Police in the Sunshine State will be able to ticket drivers for playing music too loud from their cars starting on Friday.
The law makes it a noncriminal traffic violation for any driver’s music to to be “[p]lainly audible at a distance of 25 feet or more from the motor vehicle,” according to the legislation.
Drivers will be dinged a fee of up to $114, according to nbcmiami.com.
Some think the law makes sense, saying they hope it will cut down on obnoxious noise levels in the public sphere.
“Living in the area where there’s a lot of downtown activity, there are cars that come through at 12 or 1 o’clock in the morning with their blaring music bumping through the neighborhood,” Orange County resident Lamonte Gwynn told WESH Ch. 2. “If [the law] is really to cut down on the noise then I think it would help in some respect.”
Others decry the new rule as just another way for the state to make money at residents’ expense.
“To me, it looks like a money grab,” Jerome Douglas told WFLA.
Yet others complained that the loud music crackdown will give police a way to target racial minorities and serve as a trigger for warrantless searches.
“It’s a pretext to pull people over for other reasons,” St.
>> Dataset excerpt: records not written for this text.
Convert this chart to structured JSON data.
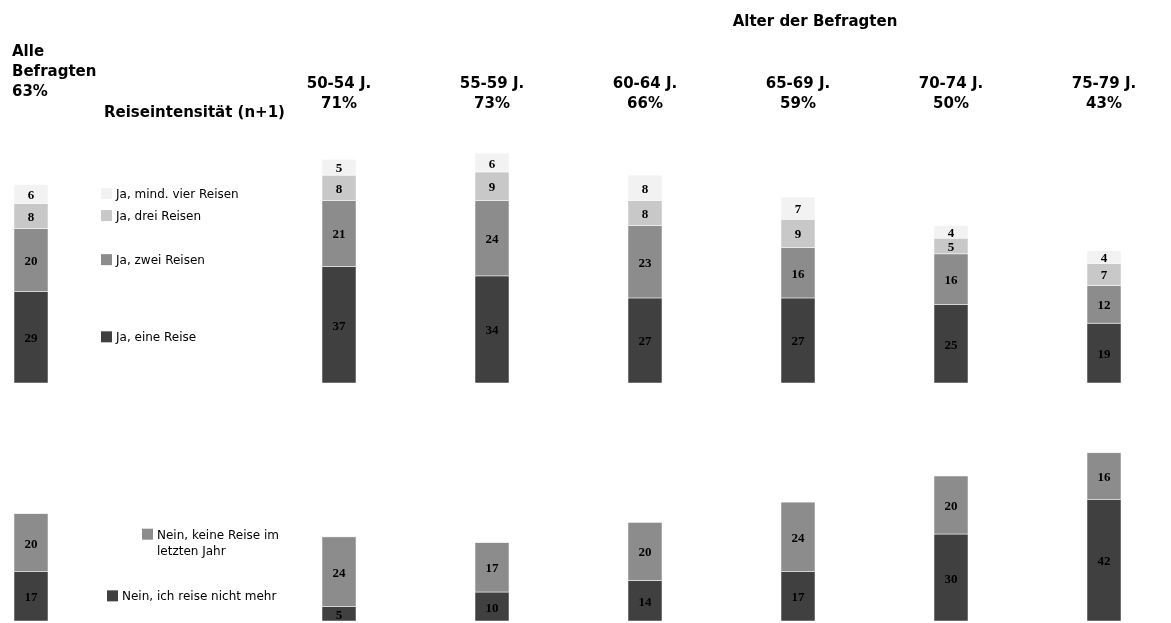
{
  "chart_data": [
    {
      "type": "bar",
      "stacked": true,
      "legend_title": "Reiseintensität (n+1)",
      "data_labels": true,
      "legend": "right",
      "categories": [
        "Alle\nBefragten\n63%"
      ],
      "series": [
        {
          "name": "Ja, eine Reise",
          "color": "#404040",
          "values": [
            29
          ]
        },
        {
          "name": "Ja, zwei Reisen",
          "color": "#8c8c8c",
          "values": [
            20
          ]
        },
        {
          "name": "Ja, drei Reisen",
          "color": "#c8c8c8",
          "values": [
            8
          ]
        },
        {
          "name": "Ja, mind. vier Reisen",
          "color": "#f2f2f2",
          "values": [
            6
          ]
        }
      ]
    },
    {
      "type": "bar",
      "stacked": true,
      "title": "Alter der Befragten",
      "data_labels": true,
      "categories": [
        "50-54 J.\n71%",
        "55-59 J.\n73%",
        "60-64 J.\n66%",
        "65-69 J.\n59%",
        "70-74 J.\n50%",
        "75-79 J.\n43%"
      ],
      "series": [
        {
          "color": "#404040",
          "values": [
            37,
            34,
            27,
            27,
            25,
            19
          ]
        },
        {
          "color": "#8c8c8c",
          "values": [
            21,
            24,
            23,
            16,
            16,
            12
          ]
        },
        {
          "color": "#c8c8c8",
          "values": [
            8,
            9,
            8,
            9,
            5,
            7
          ]
        },
        {
          "color": "#f2f2f2",
          "values": [
            5,
            6,
            8,
            7,
            4,
            4
          ]
        }
      ]
    },
    {
      "type": "bar",
      "stacked": true,
      "data_labels": true,
      "legend": "right",
      "categories": [
        null
      ],
      "series": [
        {
          "name": "Nein, ich reise nicht mehr",
          "color": "#404040",
          "values": [
            17
          ]
        },
        {
          "name": "Nein, keine Reise im\nletzten Jahr",
          "color": "#8c8c8c",
          "values": [
            20
          ]
        }
      ]
    },
    {
      "type": "bar",
      "stacked": true,
      "data_labels": true,
      "categories": [
        null,
        null,
        null,
        null,
        null,
        null
      ],
      "series": [
        {
          "color": "#404040",
          "values": [
            5,
            10,
            14,
            17,
            30,
            42
          ]
        },
        {
          "color": "#8c8c8c",
          "values": [
            24,
            17,
            20,
            24,
            20,
            16
          ]
        }
      ]
    }
  ]
}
Petersburg lawyer Richard Catalano, 61, told Palm Peach Post columnist Frank Cerabino.
“The law uses radio noise as a way not only for officers to do unwarranted drug searches but it includes a provision to impound the cars for up to three days for non-criminal traffic infractions if they happen during unsanctioned beach parties, which are typically attended attended by young Black people,” Cerabino wrote in a June 26 column criticizing the law.
“If they have reason to pull somebody over that they’re kind of targeting because of music, and then they find weed or you get a subjective resisting arrest, we’re violating civil rights left and right,” lawyer John Phillips said to Action News Jax.